Un giorno Don Luis rimane in meditazione con un indigeno "guichol" proveniente dall'altra parte dello Stato del Messico: Nayarit.

Il ragazzo si accorge del problema di alcolismo che distrugge lentamente il "capo del deserto", cosi ritorna al suo paese ripresentandosi qualche tempo dopo con uno sciamano.

Questo "medico" fissa il "jefe" e senza sapere chi è gli dice: "tu sei malato".

Don Luis rimane sbalordito, e lo segue in ritiro nel mezzo del deserto. Tornato, "non tocca un goccio d'alcool per 2 settimane"; inevitabilmente lo sciamano riparte e poco dopo riprende il vizio.
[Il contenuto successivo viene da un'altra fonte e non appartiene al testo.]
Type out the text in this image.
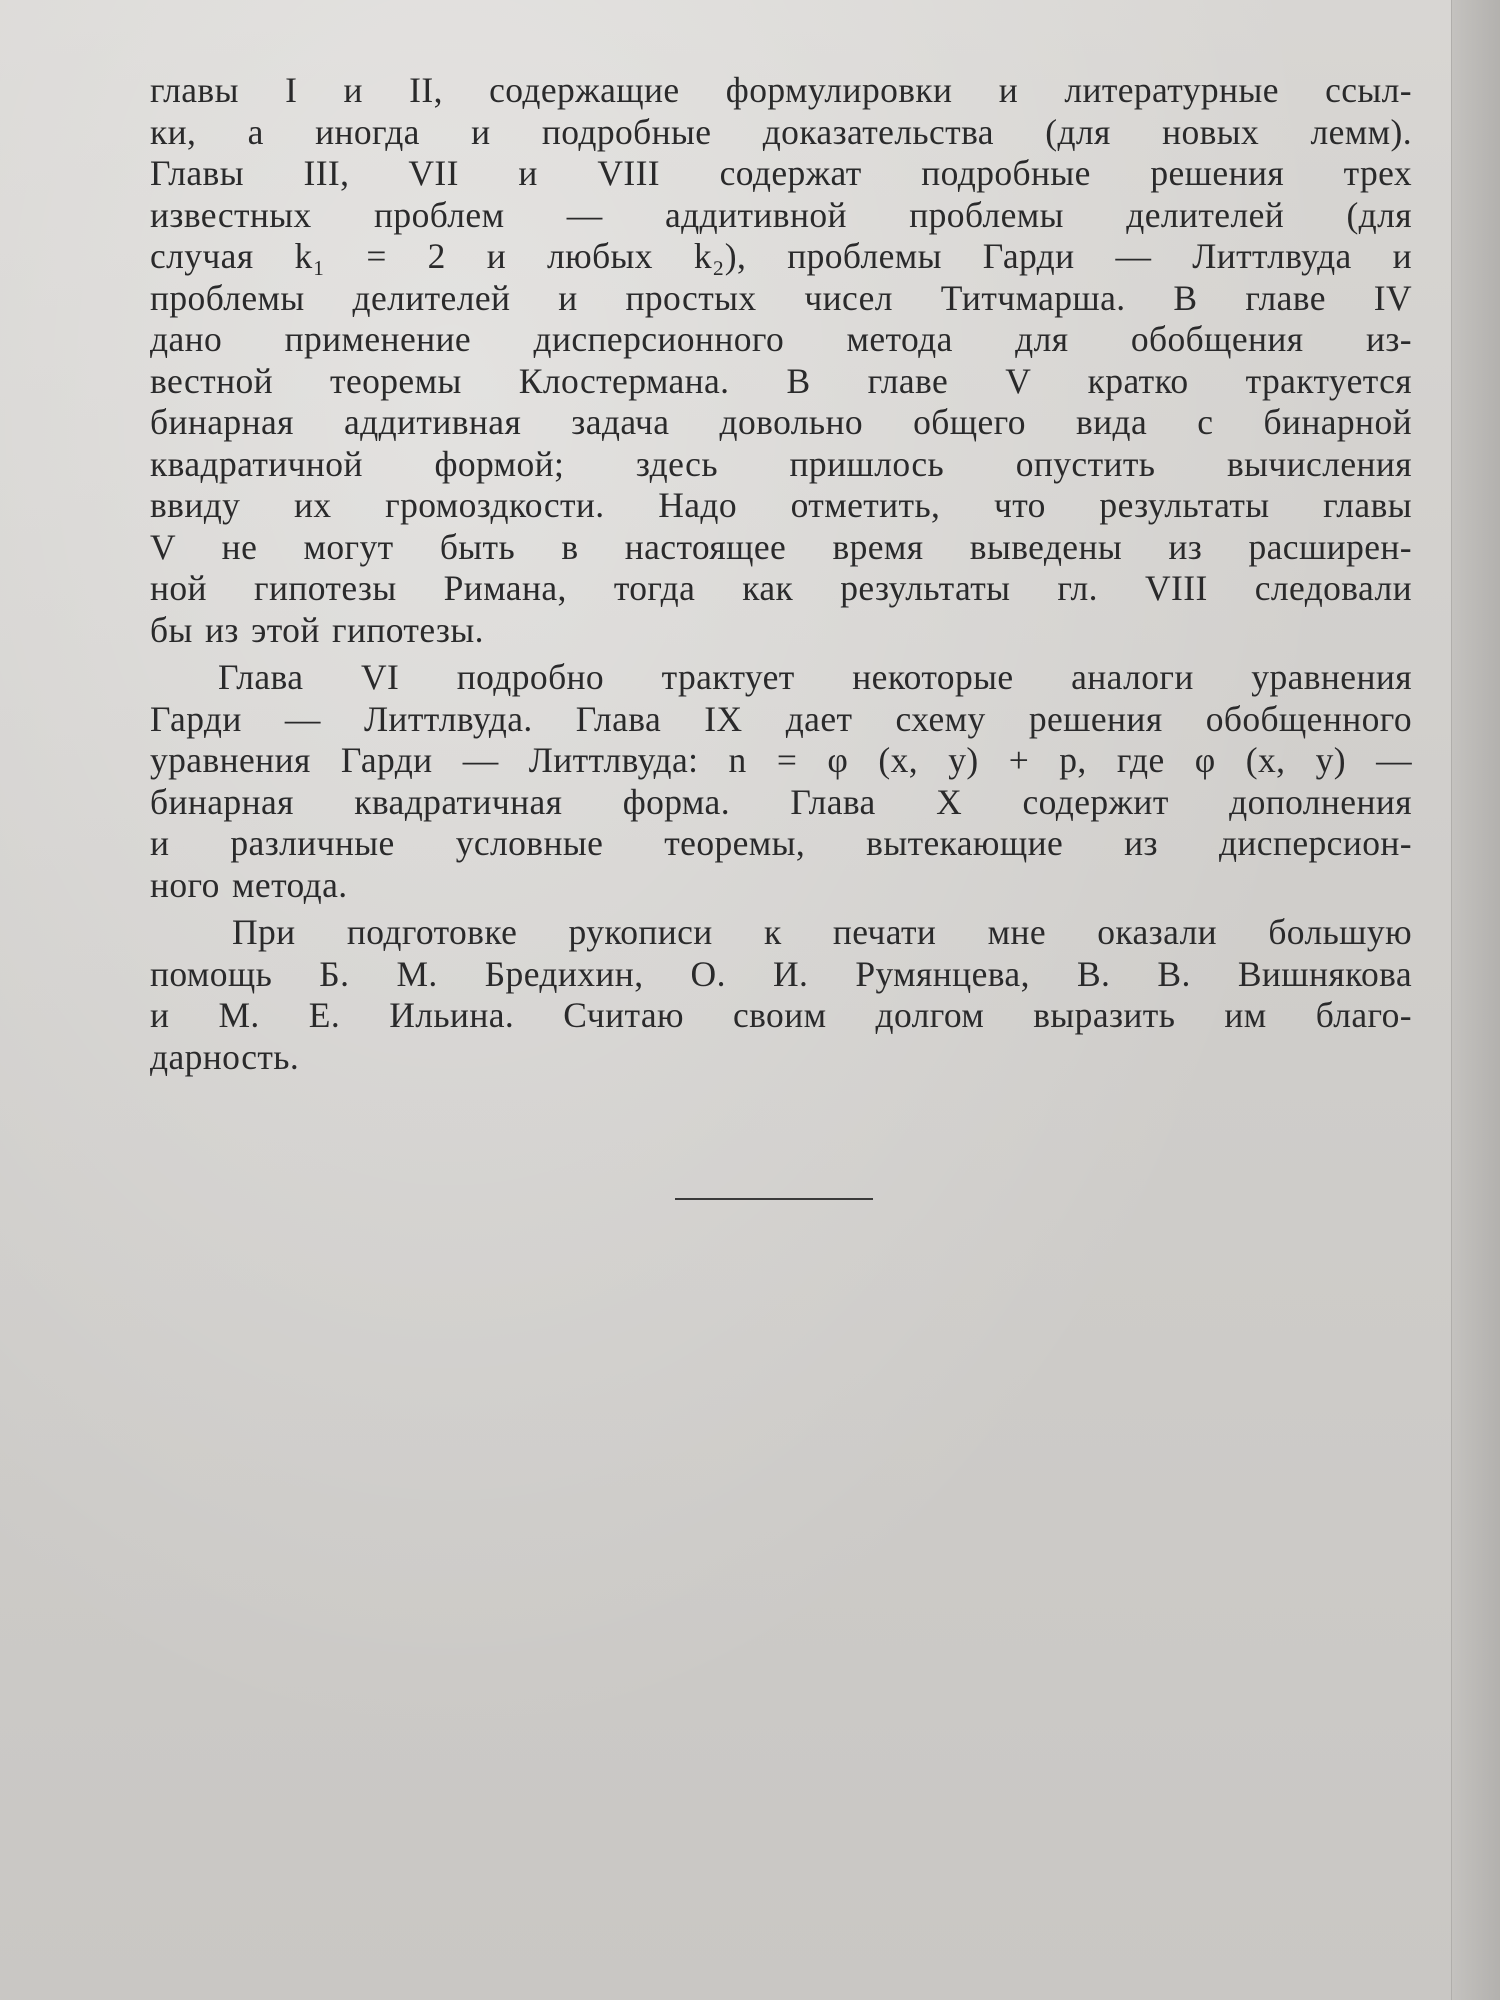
главы I и II, содержащие формулировки и литературные ссыл-
ки, а иногда и подробные доказательства (для новых лемм).
Главы III, VII и VIII содержат подробные решения трех
известных проблем — аддитивной проблемы делителей (для
случая k₁ = 2 и любых k₂), проблемы Гарди — Литтлвуда и
проблемы делителей и простых чисел Титчмарша. В главе IV
дано применение дисперсионного метода для обобщения из-
вестной теоремы Клостермана. В главе V кратко трактуется
бинарная аддитивная задача довольно общего вида с бинарной
квадратичной формой; здесь пришлось опустить вычисления
ввиду их громоздкости. Надо отметить, что результаты главы
V не могут быть в настоящее время выведены из расширен-
ной гипотезы Римана, тогда как результаты гл. VIII следовали
бы из этой гипотезы.

Глава VI подробно трактует некоторые аналоги уравнения
Гарди — Литтлвуда. Глава IX дает схему решения обобщенного
уравнения Гарди — Литтлвуда: n = φ (x, y) + p, где φ (x, y) —
бинарная квадратичная форма. Глава X содержит дополнения
и различные условные теоремы, вытекающие из дисперсион-
ного метода.

При подготовке рукописи к печати мне оказали большую
помощь Б. М. Бредихин, О. И. Румянцева, В. В. Вишнякова
и М. Е. Ильина. Считаю своим долгом выразить им благо-
дарность.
Ha occhi rossi, il Jefe, mentre mi racconta tutto questo, puoi sentire il suo animo vivo, disperarsi e fremere.



Mi dice che non sei tu che trovi il peyote ma è lui che trova te, e mi spiega, con la sua voce calma e ruvida come sabbia, che la gente va nel deserto per cercare qualcosa di puro dentro sé stessi, per riacquistare il tempo per ascoltarsi: per fare ciò ha bisogno del silenzio del deserto, e questo silenzio ricco e sfamante lo trova nel Peyote.

Prosegue affermando  con pacifica convinzione che a piccole dosi si impara qualsiasi cosa, nel deserto. Si apprende la capacità dell'attesa, mentre la vita si allunga e non sembra più cosi sfuggevole; si vive in modo disteso una vita che ora ha un sapore più dolce.

La necessità di cambiamento rimane, ma il gusto per  il momento si fa più approfondito e concreto.

Di fronte a me ho un volto di mille rughe sorridenti e luminose.

Nella notte coyote in lontananza. Io, nella mia tenda, mi lascio dondolare dal loro richiamo; Felice.

Dal giorno successivo smisi di scrivere i miei "pensieri" e un "diario di viaggio" su una mappa logora che portavo sempre con me; certo mi bagnai ancora fra le stelle in spiagge deserte vicino a Puerto Escondido e assaporai  bramoso di conoscenze i modi di vita quotidiani degli indigeni più vicini al Guatemala: non ho mai incontrato persone con tale dignità e forza  umana.

Avrei fissato attonito falchi che scrutano piramidi antiche e coccodrilli seminascosti ansiosi all'ombra di alberi  giganteschi, e ancora fenicotteri che animavano le sere sulle sponde di languidi fiumi ombrosi sulle coste dello Yucatàn.



Avrei continuato per un altro mese a visitare il Messico, ricongiungendomi con vecchi amici che avevo lasciato in Città e incontrando poi mia sorella e una nostra amica in Yucatàn.

Avrei continuato a scoprire, ma il MIO viaggio era finito, un viaggio che si era intrecciato a polvere di strade sterrate e solitudine, a persone incredibili ancora vogliose di vivere a pieno la bontà della vita e crescita interiore. Sensazioni travolgenti che riempiono e riportano alla mente emozioni che spesso è più facile dimenticare solo per il fatto che richiedono un presupposto di rispetto morale, spirito critico e voglia di conoscenza.

Sensazioni che solo l'effetto della partenza e dell'arrivo in posti mai visti ti possono dare, che solo voci mai ascoltate ti possono trasmettere. Che solo il Viaggio ti permette di vivere.